Website tracks progress of Chesapeake Bay restoration

Staff and wire report

RICHMOND, Va. — A Harrisburg-based environmentalist said he thinks a new website will spur his fellow Pennsylvanians to do more to clean up the Chesapeake Bay.

Norman Wood Bridge and the Holtwood Dam are shown on the Susquehanna River. The river has long and important history in the immediate region and beyond.

Called ChesapeakeProgress, the website gives visitors an overview of the multi-state effort to clean up the bay after decades of neglect. It shows goals and outcomes of the Chesapeake Bay Watershed Agreement involving the states of Delaware, Maryland, New York, Pennsylvania, Virginia and West Virginia; and the District of Columbia.

ChesapeakeStat - ChesapeakeProgress

The agreement is aimed at limiting urban and rural pollution from flowing into the bay. The bay’s water has become so polluted, vast areas are called “dead zones” because they are devoid of life.

The aim of the agreement is to clean up the bay and help restore marine life such as oysters, blue crabs and other species.

Harry Campbell, executive director of the Pennsylvania Office of the Chesapeake Bay Foundation, said this website will let visitors track the progress made by Pennsylvania in the Chesapeake Bay Watershed Agreement and compare it to other states who are a part of the agreement.

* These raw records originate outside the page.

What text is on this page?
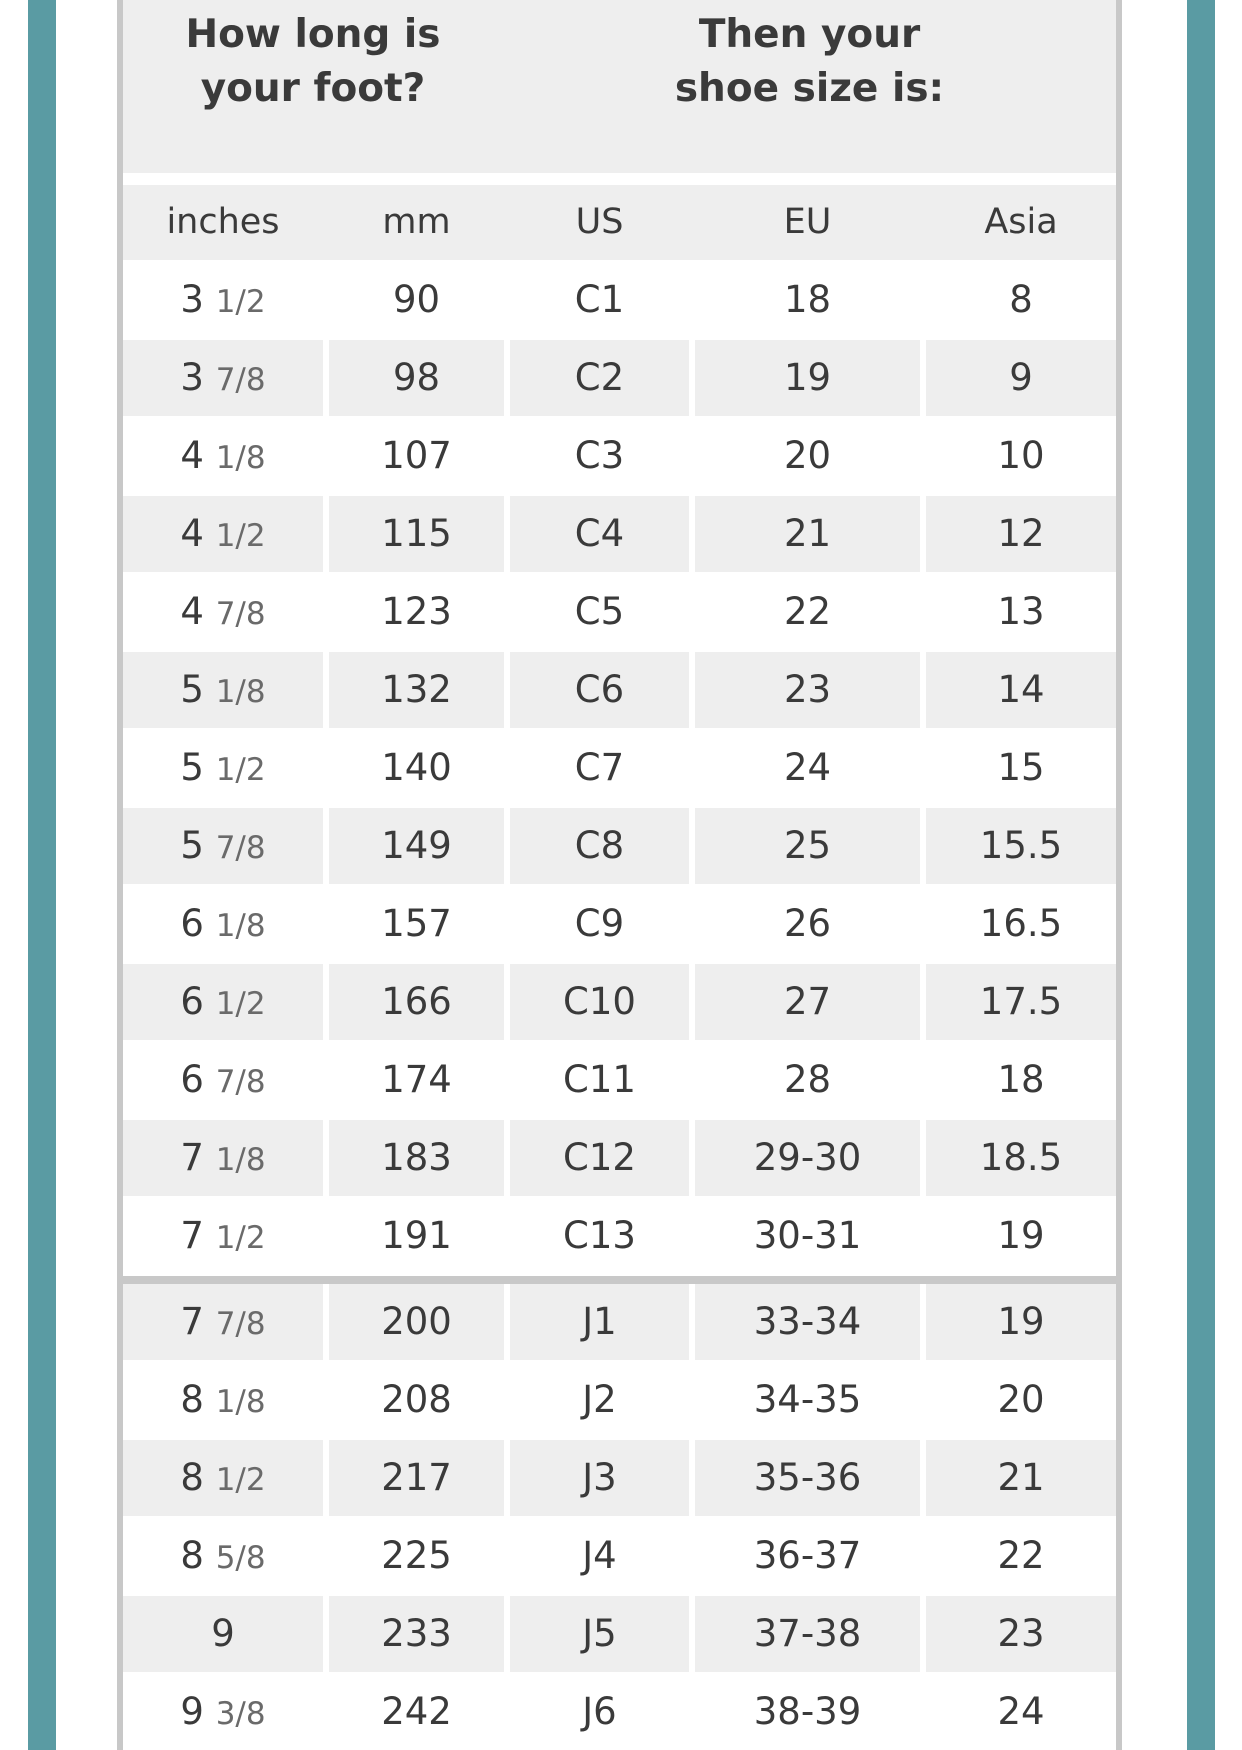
How long is
your foot?
Then your
shoe size is:
inches	mm	US	EU	Asia
3 1/2	90	C1	18	8
3 7/8	98	C2	19	9
4 1/8	107	C3	20	10
4 1/2	115	C4	21	12
4 7/8	123	C5	22	13
5 1/8	132	C6	23	14
5 1/2	140	C7	24	15
5 7/8	149	C8	25	15.5
6 1/8	157	C9	26	16.5
6 1/2	166	C10	27	17.5
6 7/8	174	C11	28	18
7 1/8	183	C12	29-30	18.5
7 1/2	191	C13	30-31	19
7 7/8	200	J1	33-34	19
8 1/8	208	J2	34-35	20
8 1/2	217	J3	35-36	21
8 5/8	225	J4	36-37	22
9	233	J5	37-38	23
9 3/8	242	J6	38-39	24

"This issue started back in the 1980s," he said. "Pennsylvania has promised to implement change, but has failed time and time again. It doesn't have to be this way.

Campbell said he thinks ChesapeakeProgress will help educate Pennsylvanians on the responsibilities they have in helping with the restoration of the Chesapeake Bay Watershed.

"This effort started in earnest," he said. "We have a plan. We have a blueprint. We need to implement it, and we need to stick to it."